Climate

  • A Climate Suitability Analysis for Western Hemlock: Modeling Future Occurrence Probability of Tsuga heterophylla at the UBC Vancouver Campus
    To better manage green spaces in the face of climate change, the Social Ecological Economic Development Studies program of the University of British Columbia (UBC) organized a series of projects to predict the climate suitability of common tree species at Vancouver campus by 2100. Coniferous trees are vulnerable to changing precipitation and temperature. Western hemlock (Tsuga heterophylla) is a common coniferous tree species at UBC Vancouver campus and was chosen to be analyzed in this study. Climate suitability analysis was done using a MaxEnt model. As a machine-learning algorithm not requiring data about absent points, MaxEnt is considered to be a good tool for predicting the distribution of species. There were 19 bioclimatic variables tested in the analysis, and the precipitation in the coldest quarter of the year was determined to be the most important climatic variable affecting the growth of Western hemlock. The results showed that the occurrence probability of Western hemlock would drop from its current ~87% to ~10% under one of the most likely climate models in 2100. Although this result could not represent the real occurrence probability of Western hemlock by the end of the century due to the limited data and variables considered, this study provided a reference for future climate suitability analysis for other tree species and could potentially help with the protection of existing Western hemlock on campus.
  • Climate adaptation scenarios for a resilient future at University of British Columbia Botanical Garden: Modeling 4 Species of Acer (Maple)
    As anthropogenic climate change continues to disrupt forests and species’ ecological niches, there is increasing urgency to create plans surrounding adaptation and mitigation for especially vulnerable species. The University of British Columbia’s Botanical Garden (UBCBG) wants to understand species responses to climate change and whether species within their collection will be able to survive in the Garden, given the effects of climate change. One especially important collection UBCBG curates is maple (Acer) trees, currently leading the global consortium of Acer and housing over 50 different species. This study examined the survival probability of four Acer species UBCBG curates including: five-fingered Maple (Acer pentaphyllum Diels), considered critically endangered; paperbark/bloodbark Maple (Acer griseum (Franch.) Pax), considered endangered; bigleaf maple (Acer macrophyllum Pursh), not endangered; and vine maple (Acer circinatum Pursh), not endangered.
  • Using SAR Imagery to Assess Forest Distribution on a Cloudy Tropical Island
    Tropical forests experience some of the highest rates of deforestation in the world. Accurate mapping and monitoring of the forest is required to mitigate this deforestation, which is complicated in tropical forests due to the high frequency of cloud cover. Synthetic aperture radar (SAR) imagery can overcome this challenge by seeing through the clouds. However, the historical lack of freely available SAR imagery means its role in characterizing forest cover is less developed than that of optical imagery. This study aimed to compare freely available SAR imagery with freely available optical imagery in order to characterize the forest cover of a particularly cloudy, mountainous tropical forest in the Philippines.
  • Land Surface Temperature Anomalies and Fire Occurrence
    Wildfires can disrupt forest ecosystem, leading to a deterioration of the air quality, and loss of resources, property animals and people. Understanding the driving factors and the spatial distribution of wildfire benefits local forest fire management planning and resource allocation for fire suppression. To analyze how the land surface temperature (LST) anomaly is related to fire frequency, a fire dataset including more than 400 fires occurred in Cariboo region and a daily LST anomaly dataset based on historical MODIS observations were gathered and processed.

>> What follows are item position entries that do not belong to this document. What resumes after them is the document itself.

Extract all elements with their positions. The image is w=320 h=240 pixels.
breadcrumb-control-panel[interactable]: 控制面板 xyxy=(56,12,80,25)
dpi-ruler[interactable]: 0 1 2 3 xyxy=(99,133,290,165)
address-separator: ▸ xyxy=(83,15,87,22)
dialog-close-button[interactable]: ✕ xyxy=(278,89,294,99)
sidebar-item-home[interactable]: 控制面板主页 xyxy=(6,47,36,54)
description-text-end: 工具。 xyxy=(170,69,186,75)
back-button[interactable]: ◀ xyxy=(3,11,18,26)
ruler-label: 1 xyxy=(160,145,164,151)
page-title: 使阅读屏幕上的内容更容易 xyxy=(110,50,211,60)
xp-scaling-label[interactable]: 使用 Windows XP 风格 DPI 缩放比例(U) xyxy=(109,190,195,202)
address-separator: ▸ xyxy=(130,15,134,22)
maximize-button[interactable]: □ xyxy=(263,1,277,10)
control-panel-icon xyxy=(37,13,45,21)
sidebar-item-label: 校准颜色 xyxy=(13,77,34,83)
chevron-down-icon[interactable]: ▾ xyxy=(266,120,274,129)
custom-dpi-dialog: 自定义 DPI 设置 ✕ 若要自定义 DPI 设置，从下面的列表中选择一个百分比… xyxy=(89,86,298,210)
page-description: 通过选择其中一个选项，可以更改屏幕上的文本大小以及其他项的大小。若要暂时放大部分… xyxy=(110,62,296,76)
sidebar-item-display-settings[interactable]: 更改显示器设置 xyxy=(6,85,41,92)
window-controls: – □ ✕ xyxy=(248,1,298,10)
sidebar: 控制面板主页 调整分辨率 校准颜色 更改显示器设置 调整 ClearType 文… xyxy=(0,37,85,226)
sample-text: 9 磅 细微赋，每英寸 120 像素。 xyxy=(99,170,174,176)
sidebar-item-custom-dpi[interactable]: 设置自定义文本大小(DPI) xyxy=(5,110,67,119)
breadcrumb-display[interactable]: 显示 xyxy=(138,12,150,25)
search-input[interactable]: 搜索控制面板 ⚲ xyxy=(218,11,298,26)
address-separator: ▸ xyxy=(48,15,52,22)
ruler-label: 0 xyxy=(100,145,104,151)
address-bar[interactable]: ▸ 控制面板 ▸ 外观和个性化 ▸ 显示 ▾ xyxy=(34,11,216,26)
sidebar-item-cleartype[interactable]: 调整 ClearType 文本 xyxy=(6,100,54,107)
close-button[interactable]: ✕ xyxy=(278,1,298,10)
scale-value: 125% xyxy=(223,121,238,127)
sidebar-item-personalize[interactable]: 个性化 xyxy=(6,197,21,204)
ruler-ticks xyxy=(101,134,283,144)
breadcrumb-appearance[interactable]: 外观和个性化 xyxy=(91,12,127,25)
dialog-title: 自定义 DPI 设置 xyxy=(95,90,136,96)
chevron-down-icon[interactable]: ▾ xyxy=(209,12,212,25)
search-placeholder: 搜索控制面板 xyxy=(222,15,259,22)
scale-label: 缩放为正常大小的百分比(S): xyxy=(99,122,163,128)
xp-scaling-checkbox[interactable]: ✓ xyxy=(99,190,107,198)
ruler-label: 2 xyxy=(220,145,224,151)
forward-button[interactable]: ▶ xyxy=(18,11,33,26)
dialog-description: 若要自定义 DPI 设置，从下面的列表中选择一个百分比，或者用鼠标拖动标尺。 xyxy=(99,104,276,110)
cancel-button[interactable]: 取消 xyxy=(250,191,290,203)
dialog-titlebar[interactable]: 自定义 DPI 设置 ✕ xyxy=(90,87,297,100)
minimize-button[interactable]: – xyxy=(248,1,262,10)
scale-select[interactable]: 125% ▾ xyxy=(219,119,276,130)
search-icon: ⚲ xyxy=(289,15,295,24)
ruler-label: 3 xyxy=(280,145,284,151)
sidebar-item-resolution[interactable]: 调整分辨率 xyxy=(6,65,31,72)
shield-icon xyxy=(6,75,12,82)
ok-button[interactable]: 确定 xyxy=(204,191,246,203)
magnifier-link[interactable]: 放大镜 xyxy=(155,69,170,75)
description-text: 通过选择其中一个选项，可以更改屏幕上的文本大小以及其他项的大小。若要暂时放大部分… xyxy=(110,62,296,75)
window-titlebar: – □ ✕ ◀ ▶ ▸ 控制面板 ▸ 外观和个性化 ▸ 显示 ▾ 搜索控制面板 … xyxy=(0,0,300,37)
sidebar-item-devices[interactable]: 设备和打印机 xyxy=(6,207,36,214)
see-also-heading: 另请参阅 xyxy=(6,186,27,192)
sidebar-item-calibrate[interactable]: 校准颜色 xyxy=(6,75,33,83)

  • Fire Occurrences and Land Surface Temperature Anomalies
    Victoria, Australia has suffered from forest fire for a long period, and forest cover account for almost 25% of land cover. Therefore, it is significant to control fire events especially predict the fire burning effectively. Land surface temperature (LST) anomaly, as an important index, may build a relationship with fire occurrences to help fire management.


  • Predicting the Impacts of Climate Change on Urban Forest Diversity at UBC
    Climate change poses a considerable risk to forest diversity in urban communities. The University of British Columbia (UBC) seeks to identify vulnerable tree species on campus and apply strategies for sustaining arboreal diversity in future decades. In contribution to these efforts, this study investigated the potential shift in tree composition on the UBC Vancouver Campus over the next century by (1) predicting suitable climatic habitat for 128 campus species in 2050 and 2080, and (2) mapping the expected change in species richness across North America.